Greetings, Krimel --
Thanks for supplying this contested statement that I was unable to find in
my e-mail box and had asked Platt to locate for me.
Evolution as a general principle is about how these static patterns
or strange attractor arise spontaneously and persist across time in
relationship to one another. One might say the evolution is "pulled"
toward these strange attractors or spontaneously arising
configurations of order. But as you are well acquainted with
Prigogine I am a bit taken aback that you have not commented on
the significance of this yourself.
Since the MoQ consistently refers to static patterns and levels of
static patterns I do not see the problem with attempting to
understand in a bit more depth just what they are and where they
come from.
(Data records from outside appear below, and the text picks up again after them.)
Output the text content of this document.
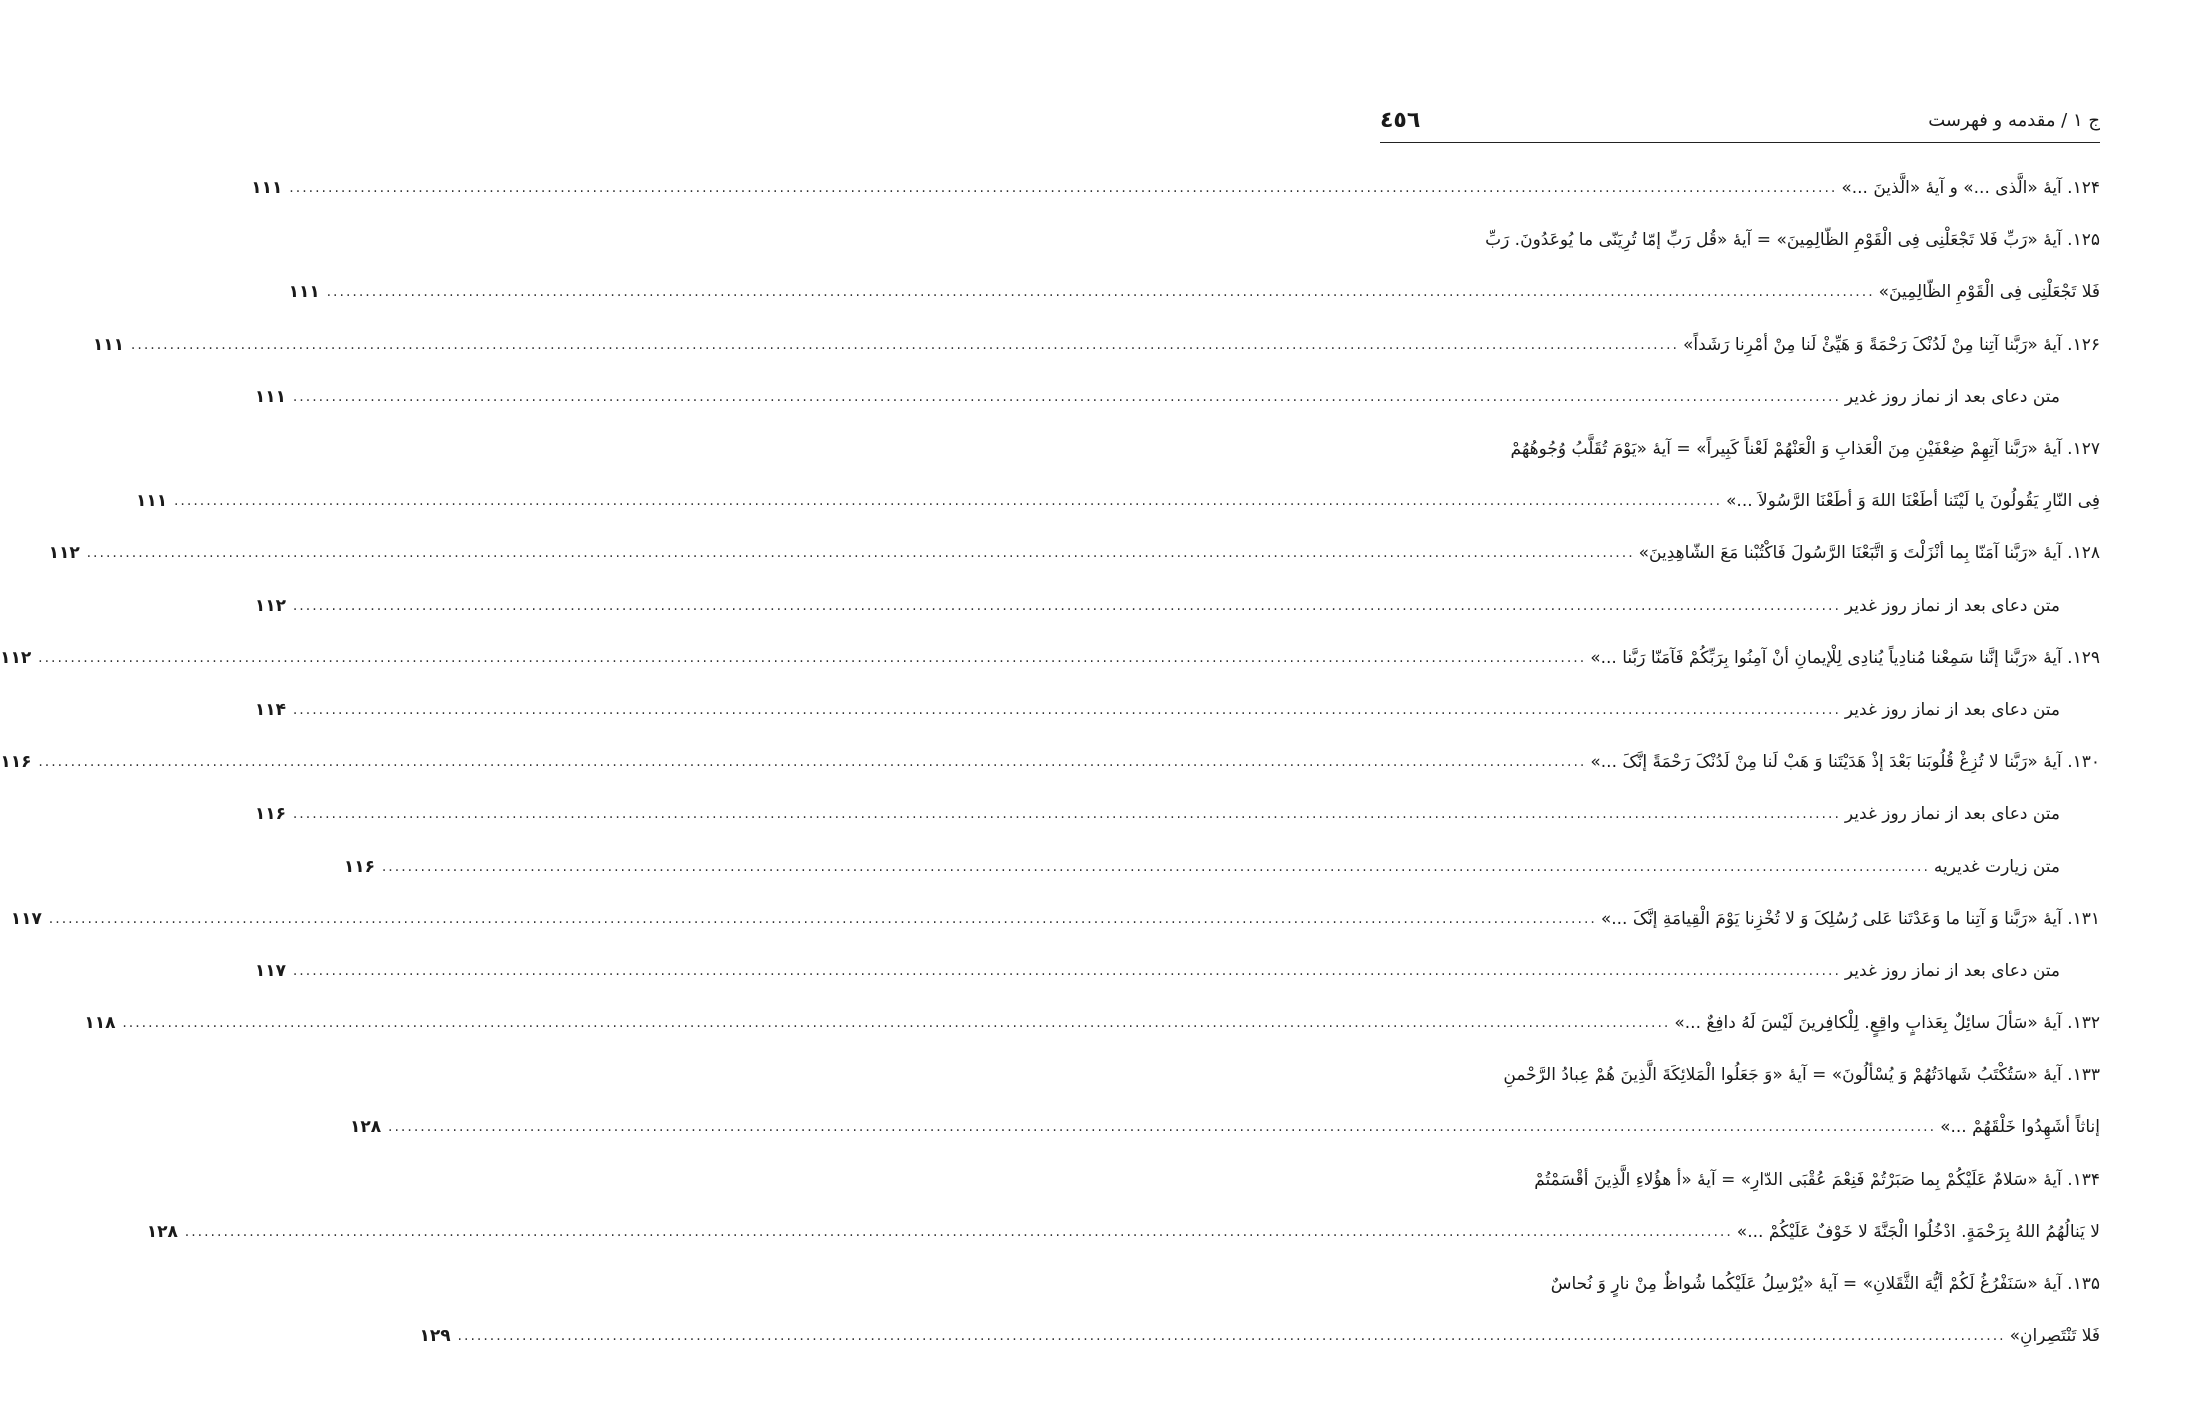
ج ۱ / مقدمه و فهرست
٤٥٦
۱۲۴. آیهٔ «الَّذی ...» و آیهٔ «الَّذینَ ...»
.....
۱۱۱
۱۲۵. آیهٔ «رَبِّ فَلا تَجْعَلْنِی فِی الْقَوْمِ الظّالِمِینَ» = آیهٔ «قُل رَبِّ إمّا تُرِیَنّی ما یُوعَدُونَ. رَبِّ
فَلا تَجْعَلْنِی فِی الْقَوْمِ الظّالِمِینَ»
.....
۱۱۱
۱۲۶. آیهٔ «رَبَّنا آتِنا مِنْ لَدُنْکَ رَحْمَةً وَ هَیِّئْ لَنا مِنْ أمْرِنا رَشَداً»
.....
۱۱۱
متن دعای بعد از نماز روز غدیر
.....
۱۱۱
۱۲۷. آیهٔ «رَبَّنا آتِهِمْ ضِعْفَیْنِ مِنَ الْعَذابِ وَ الْعَنْهُمْ لَعْناً کَبِیراً» = آیهٔ «یَوْمَ تُقَلَّبُ وُجُوهُهُمْ
فِی النّارِ یَقُولُونَ یا لَیْتَنا أطَعْنَا اللهَ وَ أطَعْنَا الرَّسُولاَ ...»
.....
۱۱۱
۱۲۸. آیهٔ «رَبَّنا آمَنّا بِما أنْزَلْتَ وَ اتَّبَعْنَا الرَّسُولَ فَاکْتُبْنا مَعَ الشّاهِدِینَ»
.....
۱۱۲
متن دعای بعد از نماز روز غدیر
.....
۱۱۲
۱۲۹. آیهٔ «رَبَّنا إنَّنا سَمِعْنا مُنادِیاً یُنادِی لِلْإیمانِ أنْ آمِنُوا بِرَبِّکُمْ فَآمَنّا رَبَّنا ...»
.....
۱۱۲
متن دعای بعد از نماز روز غدیر
.....
۱۱۴
۱۳۰. آیهٔ «رَبَّنا لا تُزِغْ قُلُوبَنا بَعْدَ إذْ هَدَیْتَنا وَ هَبْ لَنا مِنْ لَدُنْکَ رَحْمَةً إنَّکَ ...»
.....
۱۱۶
متن دعای بعد از نماز روز غدیر
.....
۱۱۶
متن زیارت غدیریه
.....
۱۱۶
۱۳۱. آیهٔ «رَبَّنا وَ آتِنا ما وَعَدْتَنا عَلی رُسُلِکَ وَ لا تُخْزِنا یَوْمَ الْقِیامَةِ إنَّکَ ...»
.....
۱۱۷
متن دعای بعد از نماز روز غدیر
.....
۱۱۷
۱۳۲. آیهٔ «سَألَ سائِلٌ بِعَذابٍ واقِعٍ. لِلْکافِرینَ لَیْسَ لَهُ دافِعٌ ...»
.....
۱۱۸
۱۳۳. آیهٔ «سَتُکْتَبُ شَهادَتُهُمْ وَ یُسْألُونَ» = آیهٔ «وَ جَعَلُوا الْمَلائِکَةَ الَّذِینَ هُمْ عِبادُ الرَّحْمنِ
إناثاً أشَهِدُوا خَلْقَهُمْ ...»
.....
۱۲۸
۱۳۴. آیهٔ «سَلامٌ عَلَیْکُمْ بِما صَبَرْتُمْ فَنِعْمَ عُقْبَی الدّارِ» = آیهٔ «أ هؤُلاءِ الَّذِینَ أقْسَمْتُمْ
لا یَنالُهُمُ اللهُ بِرَحْمَةٍ. ادْخُلُوا الْجَنَّةَ لا خَوْفٌ عَلَیْکُمْ ...»
.....
۱۲۸
۱۳۵. آیهٔ «سَنَفْرُغُ لَکُمْ أیُّهَ الثَّقَلانِ» = آیهٔ «یُرْسِلُ عَلَیْکُما شُواظٌ مِنْ نارٍ وَ نُحاسٌ
فَلا تَنْتَصِرانِ»
.....
۱۲۹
Neither do I see how the assumption that nature is
patterned or orderly implies SOM or is inconsistent in the slightest
with the MoQ. There is nothing in this that implies subjects or
objects or even makes reference to patterns of "what".
The principles hold whether we are talking about patterns that are
extended in space and time or whether they are patterns of thought
extended perhaps only in time. In an abstract sense they do no
even require an observer. ...
I would disagree with the last sentence, if your meaning is that the
patterns (objects) require no observer. Otherwise, this is a thoughtful and
lucid analysis of objective experience, a.k.a. SOM.
You continue ...
They are merely relationships of figure (SQ) and ground (DQ)
or relationships among distinctions, perhaps. Metaphysically all
this is patterned SQ and unpatterned DQ as distinctions in
undefined and otherwise unknowable Quality.
Pirsig call these relationships Values so you might conceive of a
distinction as a relationship between different Values of Quality.
I have never liked these terms even dating back to my first
reading of ZMM. I am forced to continually translate them into
more sensible terms; Value in its sense of quantity or relative
dissimilarity and Quality of course as Tao.
Pirsig's use of Value is certainly more than a "term". The sense of Quality
or Value is the very foundation of the MoQ. And, for your information, it
is also the ground of experiential reality in my own thesis. But value
sensibility requires a cognizant subject--and that, unfortunately, is what
both you and Pirsig dismiss. To have a cognizant subject with something to
value also presupposes a cause or source that transcends existence. This,
too, has not been acknowledged, which means that you stand in violation of
the 'ex nihilo' principle. But, in keeping with the postmodern nihilism
that scorns any concept of a primary source, I'm sure the illogic of your
position doesn't cause you to lose sleep at night.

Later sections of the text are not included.